We started our peninsular explorations with a visit to the long stretch of beach at Castlegregory for a quick stroll and then rose up over the winding single-lane two-way road over Connor Pass. On the pass, it’s hard to decide which way is more beautiful, north towards Brandon or south towards Dingle. Fortunately, you don’t have to decide. You can just take it all in instead. That, of course, if the weather is clear which it was on our first day and not again (on the pass anyway) until our day of departure. The pass drive is not for the meek with narrow pullouts on the north side where bikers, hikers and vehicles all politely jockey for position and await their turns to climb or descend depending on their direction.

On our first full day here, we spent much of the day driving the Slea Head loop. The loop starts and ends in Dingle. Head out clockwise with the flow of traffic. On the early part of the loop, you’ll have plenty of opportunity to check out ancient B.C. beehive dwellings, pet a sheep or hold a lamb. Many of the local farmers, on whose property the ancient formations sit, sell admission to see those sights and mingle with their livestock. We kept going. Not having children we thought it might be a bit odd to be pushing the little ones out of the way for a chance to pet an ewe.

The drive takes you past a dramatic coastline, several stops to hike up the cliff for a better view and small beaches with huge waves crashing on the rocks and sand. You’ll be in good company. The road twists and turns and bends and is shouldered by brilliant orange, red, yellow and occasionally purple wildflowers which almost look as though a talented landscape architect had his way with the color brush along the side of the road. Stop off at Tig Aine in the small village of Graigue for lunch. Its a three-generation restaurant and art gallery with great sandwiches and desserts.

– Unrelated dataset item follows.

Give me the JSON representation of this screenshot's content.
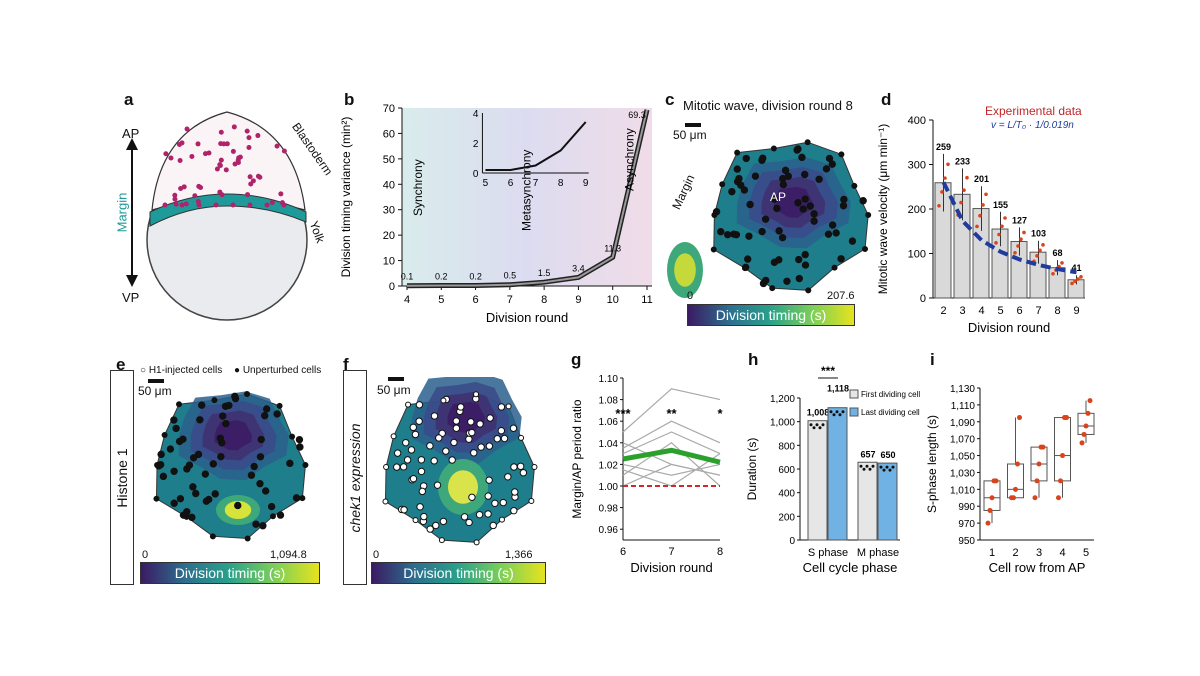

On our second day, we drove to and strolled the length of Inch Beach, which is long and flat, despite the name. We arrived at low tide as the waves and wind whipped up on the flat stretch of sand with the sun poking through the clouds periodically backlighting the brilliant green fields above. Some of the most vibrant color contrasts we’ve seen yet. We are working on a top 10 beaches for walking list, and this one will definitely be on it when it’s published.

Melissa’s sister had raved about Dingle. She was right, turns out. The only thing we feel we left on the table for a return visit was a Blasket Island wildlife viewing boat cruise to see the puffins. The peninsula is gorgeous. Coastlines and beaches surrounding mountains. Miles of green fields, pastures and meadows separated by rows of walls or hedges laid out like a big green patchwork quilt laid over a lumpy mattress of rolling hills. Inlets, bays and harbors revealing small towns. Dingle itself sits in a small harbor with colorful village buildings standing side by side in formation aligning the harbor road and up the hillside behind. Lots of good restaurants, ice cream shops and galleries. Plenty of places to grab some fish and chips or a pint of Guinness and listen to some live music. If you follow the rainbow to the pot of gold you might just land in Dingle. It’s a magical little place in the world.